この詞については、サイトで意味をさまざまに解読している人もいらっしゃいます。
専門的な分析はともかく、私の場合は、一振りの線の集積から、形を起こして即興的に絵が形成されて行きます。

一振りの1本の線には、何も意味はありません。
「あ」や「め」といった一つの音、言葉に、何の意味もシンボルもありませんが、その並べ方で、意味が浮かび上がって来ます。
そういう手習い歌の神秘性のようなものに、自分の作品の特徴を重ねました。
日本の文化の基盤は、沢山の創造を生み出す叡智の宝庫です。
温故知新、長い歴史によって形成される文化の力をおろそかにしてはならないと思います。
新しいものをつくるための足かせにするような伝統文化ではいけませんが、深い根を持った芸術こそが、文化の垣根を超えて広く多くの人々の心に響くものです。

一つ一つが何ら価値のないようなものでも、集めようとする意志の強さで、大きな意味をつくることが可能です。

無から有をつくるのです。

自然もすべてそのように出来ています。この歌は、日本人の自然観を盛り込んでいると私は感じます。

もっと現代的に解釈するなら、根源的なもの自体のあり方は、原子や分子まで突き詰めて行くと、そのもの自体に違いがあるわけではないのです。

その組み合わせの状況を区別判断する私たちの認知能力が、現実をそのように判断するのです。

私たちの意識が、この現実をそう読みとります。

つまり、私たちの観念によってこの現実がつくられているともいえるかもしれない、私は常にそのように目の前の状況を見るようにしています。自分自身が、この状況をそのように招いた。。。

《内なる自然》2010
アクリルガッシュ・キャンバス
117x94cm

「内なる自然」は、自分自身の中にこそ、自然という力がある、そういう力を信じて描いて行く私自身の信条の告白として題名を付けました。

これまでになく厳しく、力強い画面になりました。

外は内の投影です。自分の中に何かが変化している時に、周りの状況もそれと呼応して変化します。

自分が危機に直面すれば、そのような危機を招きます。

まずは自分自身を平穏、不動の状況に置いておくことが大切です。

こういう異常な事態が起きた場合は、それが試されます。

周りの状況に飲み込まれない、自分自身を見失わない、常に自分のするべきこと、絵画を制作し続けます。
そのような心構えで、この事態を乗り越えようと思います。

この3点は、今から思うと、新しい自分をつくるために、自分を揺さぶり、壊し、自然と同調しながら創造し制作しようとする仕事になっているようです。

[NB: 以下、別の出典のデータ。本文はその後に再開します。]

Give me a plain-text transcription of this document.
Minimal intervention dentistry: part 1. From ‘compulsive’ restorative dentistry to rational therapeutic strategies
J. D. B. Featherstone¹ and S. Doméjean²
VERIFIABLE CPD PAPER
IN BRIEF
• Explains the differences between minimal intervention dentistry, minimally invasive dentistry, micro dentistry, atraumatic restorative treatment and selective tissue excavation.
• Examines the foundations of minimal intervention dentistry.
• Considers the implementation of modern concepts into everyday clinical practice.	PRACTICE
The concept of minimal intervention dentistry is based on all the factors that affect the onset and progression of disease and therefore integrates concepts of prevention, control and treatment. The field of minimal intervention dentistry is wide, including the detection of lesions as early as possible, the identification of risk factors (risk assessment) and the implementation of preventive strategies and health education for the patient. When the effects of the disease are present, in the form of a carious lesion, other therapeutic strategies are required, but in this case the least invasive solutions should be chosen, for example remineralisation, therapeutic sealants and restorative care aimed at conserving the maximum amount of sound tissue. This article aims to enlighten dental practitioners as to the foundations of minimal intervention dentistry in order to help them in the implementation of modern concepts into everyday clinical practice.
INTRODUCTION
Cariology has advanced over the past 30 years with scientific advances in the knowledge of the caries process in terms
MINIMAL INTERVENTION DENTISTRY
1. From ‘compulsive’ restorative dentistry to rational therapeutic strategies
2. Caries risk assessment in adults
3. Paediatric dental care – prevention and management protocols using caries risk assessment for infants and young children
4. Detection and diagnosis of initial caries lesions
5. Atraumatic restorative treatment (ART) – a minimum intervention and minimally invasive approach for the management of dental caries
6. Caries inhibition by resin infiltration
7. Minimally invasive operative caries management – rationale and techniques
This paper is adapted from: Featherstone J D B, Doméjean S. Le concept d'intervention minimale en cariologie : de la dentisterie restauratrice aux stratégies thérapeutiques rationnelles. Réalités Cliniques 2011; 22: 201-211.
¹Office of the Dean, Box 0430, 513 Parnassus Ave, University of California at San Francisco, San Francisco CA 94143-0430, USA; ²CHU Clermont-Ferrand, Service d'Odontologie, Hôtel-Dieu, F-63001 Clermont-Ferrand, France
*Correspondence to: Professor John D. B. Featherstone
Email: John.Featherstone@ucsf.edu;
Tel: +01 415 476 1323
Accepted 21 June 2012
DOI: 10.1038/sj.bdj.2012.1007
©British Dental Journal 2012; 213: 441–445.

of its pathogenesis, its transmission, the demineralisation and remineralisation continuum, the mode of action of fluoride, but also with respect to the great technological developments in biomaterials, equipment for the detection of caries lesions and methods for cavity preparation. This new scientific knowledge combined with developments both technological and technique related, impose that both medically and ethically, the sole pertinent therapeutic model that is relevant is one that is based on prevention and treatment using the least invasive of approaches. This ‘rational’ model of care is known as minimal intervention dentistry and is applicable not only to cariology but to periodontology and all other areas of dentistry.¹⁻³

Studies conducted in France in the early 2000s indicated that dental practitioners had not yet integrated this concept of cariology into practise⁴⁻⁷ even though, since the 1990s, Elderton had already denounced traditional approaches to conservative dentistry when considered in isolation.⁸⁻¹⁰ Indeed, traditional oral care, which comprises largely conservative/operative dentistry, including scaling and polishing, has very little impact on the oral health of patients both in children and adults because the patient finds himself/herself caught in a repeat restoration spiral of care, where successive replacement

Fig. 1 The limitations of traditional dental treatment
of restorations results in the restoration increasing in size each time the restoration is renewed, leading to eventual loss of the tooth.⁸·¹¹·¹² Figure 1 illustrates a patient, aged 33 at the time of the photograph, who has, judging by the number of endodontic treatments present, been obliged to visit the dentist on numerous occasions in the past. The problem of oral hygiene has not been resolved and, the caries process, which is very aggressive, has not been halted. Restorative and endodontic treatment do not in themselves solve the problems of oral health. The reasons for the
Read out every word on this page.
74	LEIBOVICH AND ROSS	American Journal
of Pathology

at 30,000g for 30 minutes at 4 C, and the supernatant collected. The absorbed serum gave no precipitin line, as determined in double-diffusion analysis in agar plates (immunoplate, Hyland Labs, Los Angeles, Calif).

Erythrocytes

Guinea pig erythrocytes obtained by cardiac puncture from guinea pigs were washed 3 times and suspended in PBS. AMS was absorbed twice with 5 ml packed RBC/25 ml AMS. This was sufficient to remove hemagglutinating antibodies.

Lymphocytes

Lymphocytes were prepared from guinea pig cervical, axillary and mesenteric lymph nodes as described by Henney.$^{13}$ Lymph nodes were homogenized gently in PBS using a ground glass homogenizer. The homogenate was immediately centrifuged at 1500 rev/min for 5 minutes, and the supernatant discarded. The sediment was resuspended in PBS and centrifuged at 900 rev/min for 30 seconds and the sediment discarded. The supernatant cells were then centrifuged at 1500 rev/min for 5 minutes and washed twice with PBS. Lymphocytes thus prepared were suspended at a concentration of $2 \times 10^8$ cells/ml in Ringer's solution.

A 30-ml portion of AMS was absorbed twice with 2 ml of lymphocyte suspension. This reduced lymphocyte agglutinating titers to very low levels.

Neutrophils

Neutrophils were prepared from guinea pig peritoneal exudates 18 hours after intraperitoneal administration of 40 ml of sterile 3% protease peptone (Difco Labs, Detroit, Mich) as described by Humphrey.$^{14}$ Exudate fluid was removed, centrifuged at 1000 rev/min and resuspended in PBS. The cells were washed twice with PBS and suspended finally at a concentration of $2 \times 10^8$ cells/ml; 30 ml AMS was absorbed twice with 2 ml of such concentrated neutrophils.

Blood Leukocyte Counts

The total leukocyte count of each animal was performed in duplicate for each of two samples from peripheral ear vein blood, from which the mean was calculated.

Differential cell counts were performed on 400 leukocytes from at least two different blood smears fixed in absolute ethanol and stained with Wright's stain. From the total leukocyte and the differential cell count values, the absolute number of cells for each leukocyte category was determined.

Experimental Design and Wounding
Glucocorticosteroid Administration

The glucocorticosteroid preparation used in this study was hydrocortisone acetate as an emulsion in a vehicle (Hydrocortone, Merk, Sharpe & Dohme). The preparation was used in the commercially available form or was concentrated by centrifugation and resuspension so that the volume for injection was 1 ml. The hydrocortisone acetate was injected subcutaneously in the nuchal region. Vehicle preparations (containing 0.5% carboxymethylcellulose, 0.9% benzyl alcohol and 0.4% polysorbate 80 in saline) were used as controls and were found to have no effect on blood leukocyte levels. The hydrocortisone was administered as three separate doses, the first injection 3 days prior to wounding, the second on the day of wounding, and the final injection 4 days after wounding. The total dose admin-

自然の力が、私の中でそれをそのように表現するよう働きかけている、そのように実感するのです。

最後に二つお知らせです。

1. 私の作品を展示中の東京国立近代美術館の現在の状況。

「3月11日(金)の地震の影響により、安全確保、作品及び施設の点検のため、
3月12日(土)、13日(日)は臨時休館とさせていただきます。」

ということです。

本日は、担当学芸員による作品解説が予定されていましたので、とても残念なことになりました。

2.アメリカのオークションサイト、イーベイeBayでプリント作品を出品する事にしました。

現在イーベイでは、日本支援プロジェクトを実施しています。
このプロジェクトに参加しています。
eBayに出品している私の作品が落札された場合、落札価格の10%がイーベイのプロジェクト経由で日本の被災者に支援として送られることになります。
世界の人々に、日本の画家から芸術を通して支援を呼びかける、微力ながら今の私に出来る精一杯の努力を試みてみました。